Paco Le Razer

L’homme qui regardait par delà les arbres…



Son parcours autodidacte lui a permis d’approcher les arts plastiques. Il a su très vite intégrer le champ professionnel par l’animation d’ateliers de fonderie et de sculpture dans les locaux de Mix’Art Myris.

Il se dirige ensuite vers de la restauration d’antiquités et d’objets d’art et fonde « Les ateliers du soleil » à Giroussens. Cet espace situé au milieu d’un domaine arboré peuplé d’arbres centenaires : la forêt de Saint Michel lui offrira l’occasion de réaliser des grands formats notamment pour des sculptures d’ornement au milieu d’un cadre idyllique où les matériaux sont à portée de main.


“Je vais me promener dans la forêt et j’observe, ce qui me manque, je le crée, je vais le chercher, …”

Sa source d’inspiration principale est la nature qu’il approche comme un monde peuplé  d’êtres venant réactualiser en permanence son imaginaire en balade. Il regarde les arbres, et cueille au fur et à mesure de sa déambulation des volumes dont les formes contiennent déjà une direction, un sens, une suggestion.

Ce sont les formes qui l’interpellent : une souche, une liane, une branche ou même un morceau de métal rouillé. Le bois constitue sa matière de prédilection bien qu’il puisse intégrer le métal à certaines de ses créations, venant  ainsi donner une autre envergure à ses compositions, comme pour prolonger une énergie, en la reliant à l’espace.


“Je me laisse guider par la matière, je n’ai pas de dessin, de projet, je n’intellectualise pas mon geste”.

La démarche de Paco Le Razer procède de l’écriture automatique, un geste en guide un autre qui peu à peu produit une forme, un accident.

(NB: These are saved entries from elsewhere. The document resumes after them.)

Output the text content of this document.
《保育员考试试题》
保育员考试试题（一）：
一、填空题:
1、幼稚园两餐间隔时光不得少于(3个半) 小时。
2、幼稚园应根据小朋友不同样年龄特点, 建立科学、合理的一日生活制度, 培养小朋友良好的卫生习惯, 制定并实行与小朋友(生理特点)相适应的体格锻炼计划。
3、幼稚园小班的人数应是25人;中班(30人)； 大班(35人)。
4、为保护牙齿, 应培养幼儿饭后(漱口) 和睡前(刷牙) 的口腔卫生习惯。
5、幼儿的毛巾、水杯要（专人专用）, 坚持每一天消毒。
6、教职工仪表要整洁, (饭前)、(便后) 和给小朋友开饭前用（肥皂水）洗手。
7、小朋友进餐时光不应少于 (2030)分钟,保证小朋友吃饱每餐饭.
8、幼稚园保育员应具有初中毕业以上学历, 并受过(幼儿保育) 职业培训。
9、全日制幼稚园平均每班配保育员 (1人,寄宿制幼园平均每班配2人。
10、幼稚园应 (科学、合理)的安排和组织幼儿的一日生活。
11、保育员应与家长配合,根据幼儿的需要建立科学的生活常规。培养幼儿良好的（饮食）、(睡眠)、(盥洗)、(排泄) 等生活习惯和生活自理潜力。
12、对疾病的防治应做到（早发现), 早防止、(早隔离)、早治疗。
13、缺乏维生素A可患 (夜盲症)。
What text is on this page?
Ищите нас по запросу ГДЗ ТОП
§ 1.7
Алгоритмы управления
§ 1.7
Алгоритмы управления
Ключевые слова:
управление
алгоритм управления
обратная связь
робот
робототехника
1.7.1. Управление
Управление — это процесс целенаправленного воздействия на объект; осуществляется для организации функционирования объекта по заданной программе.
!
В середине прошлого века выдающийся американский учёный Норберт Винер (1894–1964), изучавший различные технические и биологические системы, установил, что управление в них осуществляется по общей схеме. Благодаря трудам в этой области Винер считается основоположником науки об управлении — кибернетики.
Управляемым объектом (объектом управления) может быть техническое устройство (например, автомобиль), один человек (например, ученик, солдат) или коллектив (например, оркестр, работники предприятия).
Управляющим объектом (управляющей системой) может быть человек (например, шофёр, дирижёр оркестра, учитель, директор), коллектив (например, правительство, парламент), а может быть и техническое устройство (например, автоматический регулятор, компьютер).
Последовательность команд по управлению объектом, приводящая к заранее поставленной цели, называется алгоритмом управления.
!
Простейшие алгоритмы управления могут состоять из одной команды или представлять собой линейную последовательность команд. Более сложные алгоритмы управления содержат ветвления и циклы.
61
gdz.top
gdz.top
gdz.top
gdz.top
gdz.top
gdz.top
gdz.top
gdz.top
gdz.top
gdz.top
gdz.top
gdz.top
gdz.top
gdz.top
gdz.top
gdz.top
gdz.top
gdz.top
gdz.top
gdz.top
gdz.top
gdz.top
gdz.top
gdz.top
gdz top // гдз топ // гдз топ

On pourrait le comparer à un archéologue qui au fur et à mesure des strates et des couches viendrait libérer une mémoire inscrite dans la souche, tenterait d’en comprendre les logiques dans l’agencement des nœuds et des veines de l’arbre. Un dialogue s’installe peu à peu avec le végétal, l’extraction physique contenue dans son geste est complétée par celle d’un message que lui seul parvient à décoder, il devient une sorte de « passeur » entre des mondes.


“J’essaie de re-transcrire un idéal, une émotion, un sentiment, ce sont en quelques sortes des images abstraites dont je me rapproche”.

Des compositions dont l’élan presque primitif s’élance vers le ciel telles des danseuses ou des derviches tourneurs. Son travail contient un mouvement en suspens, une énergie verticale qui parvient à transcender la pesanteur de ses monolithes. Il en ressort une force presque tranquille bien centrée entre la terre et le ciel, un équilibre savamment trouvé indiquant une voie intuitive vers des possibles.